IRS seizures: What you need to know


The IRS has vast authority to enforce the US tax code. Included in that authority is the power to seize property to satisfy outstanding tax assessments. While the seizure power exists, it is often misunderstood and is rarely used.



How IRS seizures happen


IRS seizures happen when there is a tax assessment that remains unpaid. The IRS will likely attempt to negotiate a settlement or repayment prior to seizure. If they are not successful, then enforced collections begins in the form of levies and liens. If traditional collection methods don't work and an IRS field collection agent (Revenue Officer) believes there to be assets the taxpayer owns, a seizure process can be initiated. 


Will the IRS seize your home?


The IRS can seize your home, but they don't want to. They would rather work out a deal based on your collection potential. That collection potential includes the cost of reasonable housing. If your house cost is reasonable and you are working towards a solution with the IRS, your house is likely safe.


How can you get your seized property back?


The IRS claims you get get your seized property back if you can prove one of these reasons. The IRS is required to release a seizure if it determined that:


  1. You paid the amount you owe,
  2. The period for collection ended prior to the seizure being issued,
  3. Releasing the seizure will help you pay your taxes,
  4. You entered into an Installment Agreement and the terms of the agreement do not allow the seizure to continue,
  5. The seizure creates an economic hardship, meaning the IRS has determined the seizure prevents you from meeting basic, reasonable living expenses, or
  6. The value of the property is more than the amount owed and releasing the seizure will not hinder our ability to collect the amount owed.
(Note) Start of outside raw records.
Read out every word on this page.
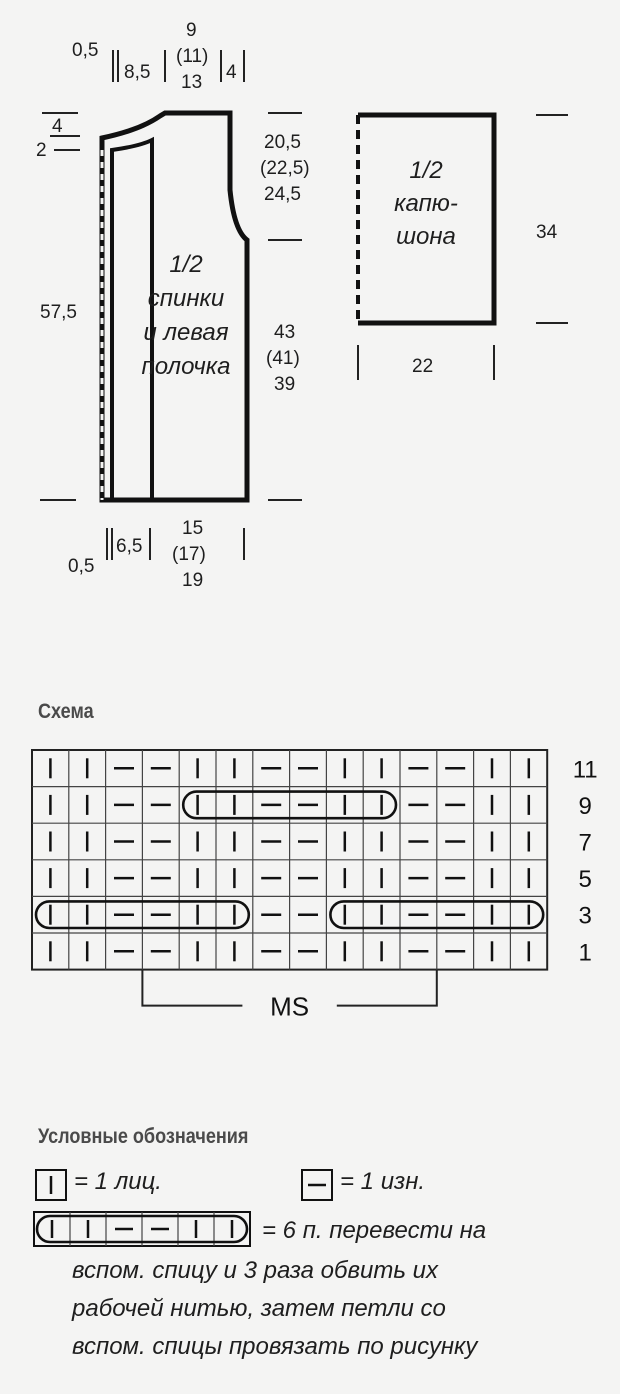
0,5
8,5
9
(11)
13 4
4
2
57,5
20,5
(22,5)
24,5
43
(41)
39
0,5
6,5
15
(17)
19
22
34
1/2
спинки
и левая
полочка
1/2
капю-
шона
11
9
7
5
3
1
MS
Схема
Условные обозначения
= 1 лиц.	= 1 изн.
= 6 п. перевести на
вспом. спицу и 3 раза обвить их
рабочей нитью, затем петли со
вспом. спицы провязать по рисунку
However, some of these reasons are subjective. Items, 3, 5, and 6 all require a subjective determination. And because the seizure process is so time-consuming for the IRS, they are often quite reluctant to undo something. That is, they are not necessarily looking to do favros for taxpayers who made them do all the work of a seizure.


What about property overseas, can the IRS seize that?


While the IRS imposes a worldwide taxing jurisdiction, in practically, it is incredibly difficult for them to seize property overseas. What they can do is seize your passport if you owe more than $50,000. If you moved property overseas to avoid a seizure, the IRS can make the claim that this is an willful act to defeat the US tax, which is a crime. 


However, for those living overseas, it will be very difficult for the government to seize your overseas assets. They will need to convince a foreign juriidiction to allow for a legal resident of their county to be impacted. That will be very hard to do.